Today I’ll no doubt do my usual things. The time is not so precious, now that I’m eighty, that I’ll work to make every moment meaningful. That would be silly. But always in the back of my mind there’s a count-down calendar somewhere with my name on it.
This is new for me. Two things–having cancer and turning eighty–woke me up to the realities of unexpected happenstance. Fourteen months ago I was feeling pretty smug about my health; about how strong and alert I was for my age. Then came the biopsy and the diagnosis, the surgery, the chemo, the radiation. Add to that Donald Trump’s insane and unpredictable rise to power, and I should be cooked by now. Steamed to mush. Fried to a crisp.

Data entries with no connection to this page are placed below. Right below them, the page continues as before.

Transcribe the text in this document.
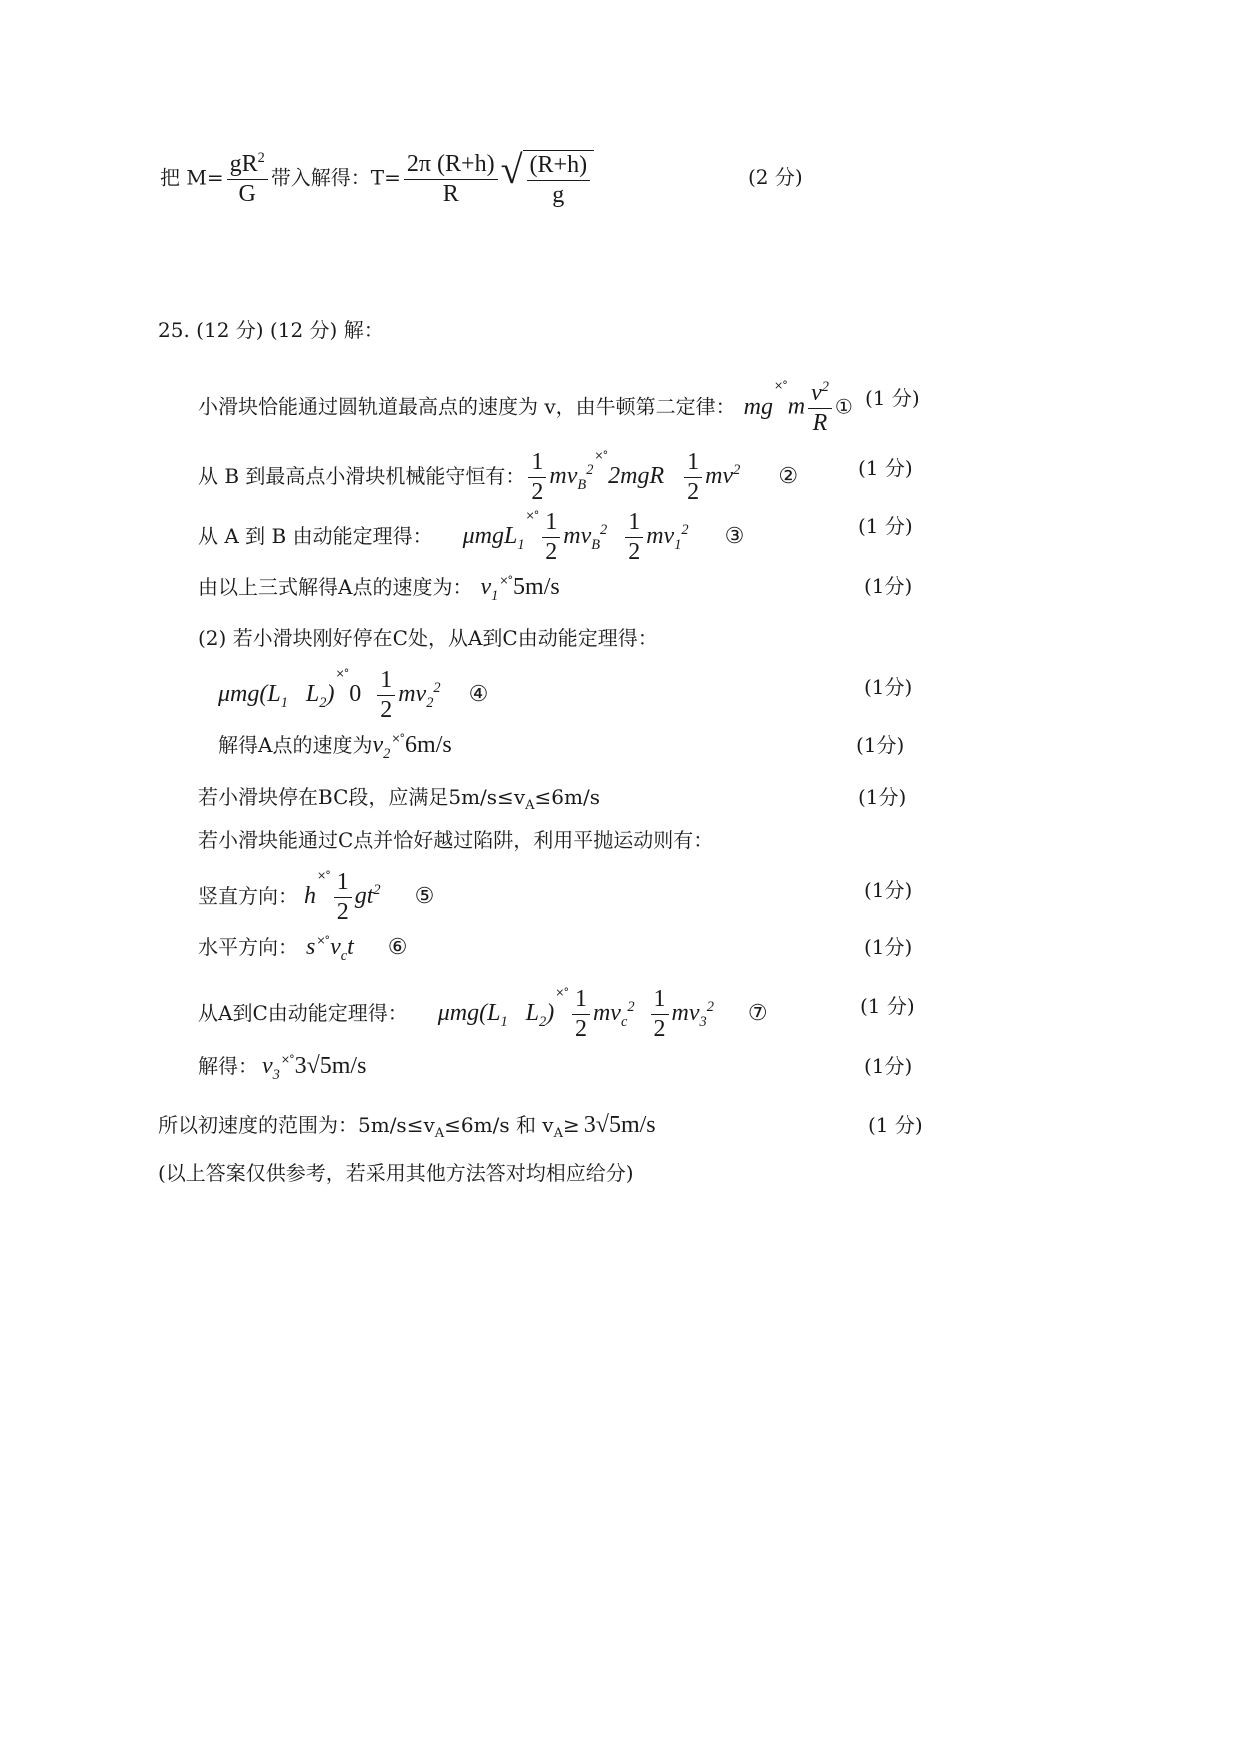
把 $M= \frac{gR^2}{G}$ 带入解得：$T= \frac{2\pi (R+h)}{R}$ √ $\frac{(R+h)}{g}$	(2 分)
25. (12 分) (12 分) 解：
小滑块恰能通过圆轨道最高点的速度为 v，由牛顿第二定律： $mg\times^\circ m \frac{v^2}{R}$ ① (1 分)
从 B 到最高点小滑块机械能守恒有： $\frac{1}{2} mv_B^2\times^\circ 2mgR \frac{1}{2} mv^2$ ②	(1 分)
从 A 到 B 由动能定理得： $\mu mgL_1\times^\circ \frac{1}{2} mv_B^2 \frac{1}{2} mv_1^2$ ③	(1 分)
由以上三式解得A点的速度为： $v_1\times^\circ 5m/s$	(1分)
(2) 若小滑块刚好停在C处，从A到C由动能定理得：
$\mu mg(L_1$   $L_2)\times^\circ 0 \frac{1}{2} mv_2^2$ ④	(1分)
解得A点的速度为$v_2\times^\circ 6m/s$	(1分)
若小滑块停在BC段，应满足$5m/s\le v_A\le 6m/s$	(1分)
若小滑块能通过C点并恰好越过陷阱，利用平抛运动则有：
竖直方向： $h\times^\circ \frac{1}{2} gt^2$ ⑤	(1分)
水平方向： $s\times^\circ v_ct$ ⑥	(1分)
从A到C由动能定理得： $\mu mg(L_1$   $L_2)\times^\circ \frac{1}{2} mv_c^2 \frac{1}{2} mv_3^2$ ⑦	(1 分)
解得： $v_3\times^\circ 3√5m/s$	(1分)
所以初速度的范围为：$5m/s\le v_A\le 6m/s$ 和 $v_A\ge 3√5m/s$	(1 分)
(以上答案仅供参考，若采用其他方法答对均相应给分)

But the truth is, I feel good. I’m not in my rocking chair wrapped in a shawl, just sitting. I’m out there fighting the good fight politically, determined to get my writing skills back to where they were pre-chemo brain. (Which could be pure delusion, but still…)
I’m traveling, I’m cooking, I’m cleaning, I’m walking the terrain. I’m writing. I’m loving the love I’m feeling from family and friends and sending it back a thousandfold.
Am I old? I can’t tell. Some days I feel pretty damned feisty. I love what Madeleine L’Engle (who also lived to be 88) said about age: “The great thing about getting older is that you don’t lose all the other ages you’ve been.”
Or, as George Bernard Shaw said, “We don’t stop playing because we grow old; we grow old because we stop playing.”
So I guess what I’m trying to say is, can you come play with me? It’s not dark yet. Plenty of daylight left.